LDM/STM are awful for modern cores, and was even microcoded on at least early AR...

duskwuff · on Oct 15, 2020

LDM/STM were also the source of some really wacky hardware bugs on some STM32 microcontrollers, such as:

> If an interrupt occurs during an CPU AHB burst read access to an end of SDRAM row, it may result in wrong data read from the next row if all the conditions below are met:

> • The SDRAM data bus is 16-bit or 8-bit wide. 32-bit SDRAM mode is not affected.

> • RBURST bit is reset in the FMC_SDCR1 register (read FIFO disabled).

> • An interrupt occurs while CPU is performing an AHB incrementing bursts read access of unspecified length (using LDM = Load Multiple instruction).

> • The address of the burst operation includes the end of an SDRAM row.

(https://www.st.com/resource/en/errata_sheet/dm00068628-stm32..., section 2.3.5)

Admittedly, this was a silicon bug in ST's memory controller. But it was a bug which was only triggered by LDM/STM instructions!
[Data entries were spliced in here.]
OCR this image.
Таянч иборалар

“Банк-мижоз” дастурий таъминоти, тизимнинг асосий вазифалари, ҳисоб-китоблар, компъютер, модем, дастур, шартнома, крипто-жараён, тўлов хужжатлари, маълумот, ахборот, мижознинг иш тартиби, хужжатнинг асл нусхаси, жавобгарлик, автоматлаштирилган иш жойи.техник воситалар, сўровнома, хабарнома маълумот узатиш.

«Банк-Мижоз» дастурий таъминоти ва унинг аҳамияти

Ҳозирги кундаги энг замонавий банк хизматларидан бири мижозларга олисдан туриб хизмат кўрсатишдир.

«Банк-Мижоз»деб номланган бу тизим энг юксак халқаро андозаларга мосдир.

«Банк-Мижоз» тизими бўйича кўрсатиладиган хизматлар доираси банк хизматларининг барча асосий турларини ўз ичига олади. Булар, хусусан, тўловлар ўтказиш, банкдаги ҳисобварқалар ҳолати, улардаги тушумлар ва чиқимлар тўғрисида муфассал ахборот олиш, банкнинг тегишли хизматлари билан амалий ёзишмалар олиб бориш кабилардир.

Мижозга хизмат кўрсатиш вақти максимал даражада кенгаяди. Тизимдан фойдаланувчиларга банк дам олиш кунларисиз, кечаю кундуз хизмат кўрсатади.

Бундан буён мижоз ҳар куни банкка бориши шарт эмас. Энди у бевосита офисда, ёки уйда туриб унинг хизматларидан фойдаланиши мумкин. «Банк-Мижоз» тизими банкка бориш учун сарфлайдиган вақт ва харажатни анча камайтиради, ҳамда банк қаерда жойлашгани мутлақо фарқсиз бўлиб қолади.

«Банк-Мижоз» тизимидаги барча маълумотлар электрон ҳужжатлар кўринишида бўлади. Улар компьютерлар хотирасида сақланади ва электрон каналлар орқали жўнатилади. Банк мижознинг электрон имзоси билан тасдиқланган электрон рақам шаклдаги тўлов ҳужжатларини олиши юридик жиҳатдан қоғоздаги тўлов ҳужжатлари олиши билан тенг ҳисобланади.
monocasa · on Oct 15, 2020

FWIW, disabling the read fifo like that would be a really goofy choice, but yeah, very good point. These are very special cased instructions that are different even than DMA transfers you might expect them to look like.
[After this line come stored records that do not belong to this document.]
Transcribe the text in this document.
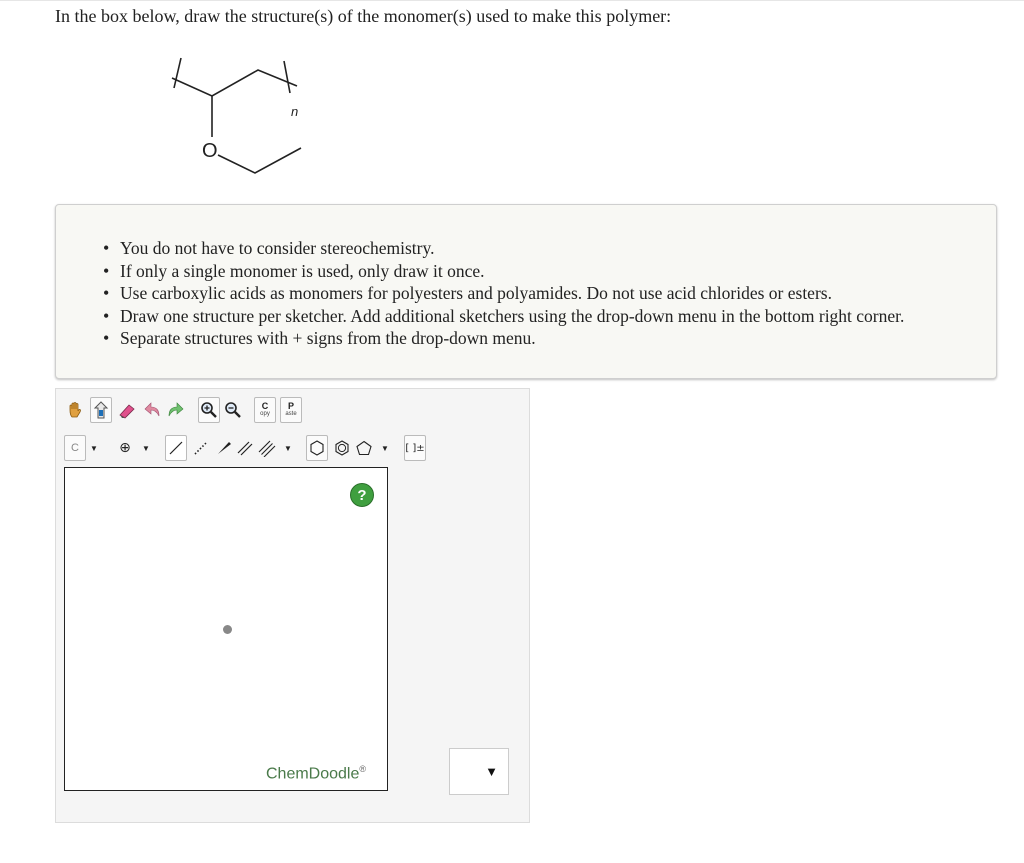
In the box below, draw the structure(s) of the monomer(s) used to make this polymer:
O
n
• You do not have to consider stereochemistry.
• If only a single monomer is used, only draw it once.
• Use carboxylic acids as monomers for polyesters and polyamides. Do not use acid chlorides or esters.
• Draw one structure per sketcher. Add additional sketchers using the drop-down menu in the bottom right corner.
• Separate structures with + signs from the drop-down menu.
C
opy
P
aste
C	▼	⊕	▼	▼	▼	[ ]±
?
ChemDoodle®	▼
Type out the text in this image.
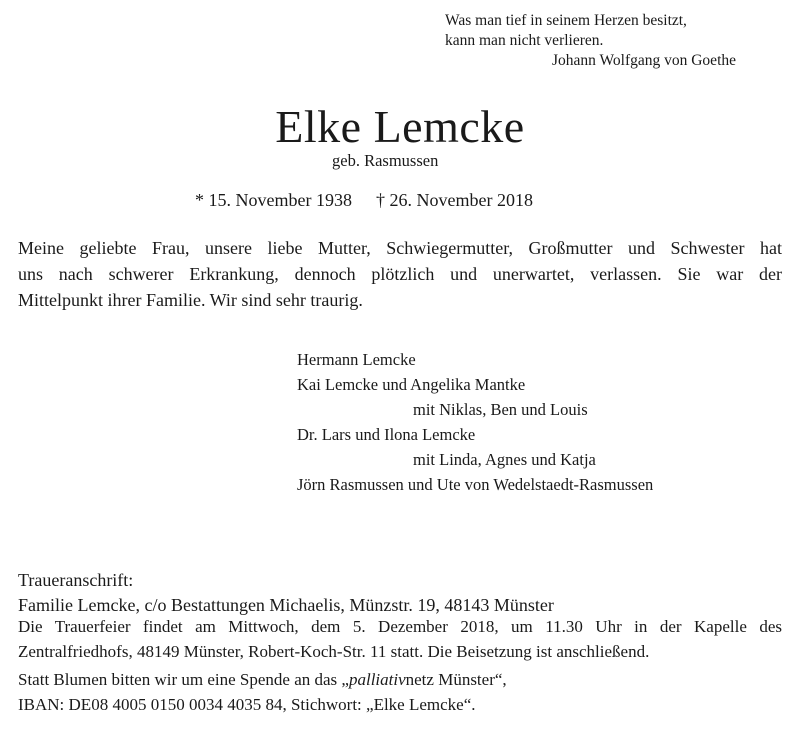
Was man tief in seinem Herzen besitzt,
kann man nicht verlieren.
Johann Wolfgang von Goethe
Elke Lemcke
geb. Rasmussen
* 15. November 1938 † 26. November 2018
Meine geliebte Frau, unsere liebe Mutter, Schwiegermutter, Großmutter und Schwester hat
uns nach schwerer Erkrankung, dennoch plötzlich und unerwartet, verlassen. Sie war der
Mittelpunkt ihrer Familie. Wir sind sehr traurig.
Hermann Lemcke
Kai Lemcke und Angelika Mantke
mit Niklas, Ben und Louis
Dr. Lars und Ilona Lemcke
mit Linda, Agnes und Katja
Jörn Rasmussen und Ute von Wedelstaedt-Rasmussen
Traueranschrift:
Familie Lemcke, c/o Bestattungen Michaelis, Münzstr. 19, 48143 Münster
Die Trauerfeier findet am Mittwoch, dem 5. Dezember 2018, um 11.30 Uhr in der Kapelle des
Zentralfriedhofs, 48149 Münster, Robert-Koch-Str. 11 statt. Die Beisetzung ist anschließend.
Statt Blumen bitten wir um eine Spende an das „palliativnetz Münster“,
IBAN: DE08 4005 0150 0034 4035 84, Stichwort: „Elke Lemcke“.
duskwuff · on Oct 15, 2020

There's a reason for that. Another errata for the same part explains that:

> If an interrupt occurs during an CPU AHB burst read access to one SDRAM internal bank followed by a second read to another SDRAM internal bank, it may result in wrong data read if all the conditions below are met:

> • SDRAM read FIFO enabled. RBURST bit is set in the FMC_SDCR1 register

> • An interrupt occurs while CPU is performing an AHB incrementing bursts read access of unspecified length (using LDM = Load Multiple instruction) to one SDRAM internal bank and followed by another CPU read access to another SDRAM internal bank.

bee_rider · on Oct 15, 2020

Could it also be the case that this is rendered partially obsolete by vector instructions? Obviously vector loads/stores don't cover all these cases, but I have to imagine they cover quite a few, and without all the bookkeeping (who knew loading one big thing would be so much easier to keep track of than loading a handful of tiny things).

monocasa · on Oct 15, 2020

No, because you still want fairly dense dumps of registers out to cache for function prologues. So blits from the integer register file still show up in your profile traces, hence LDP/STP.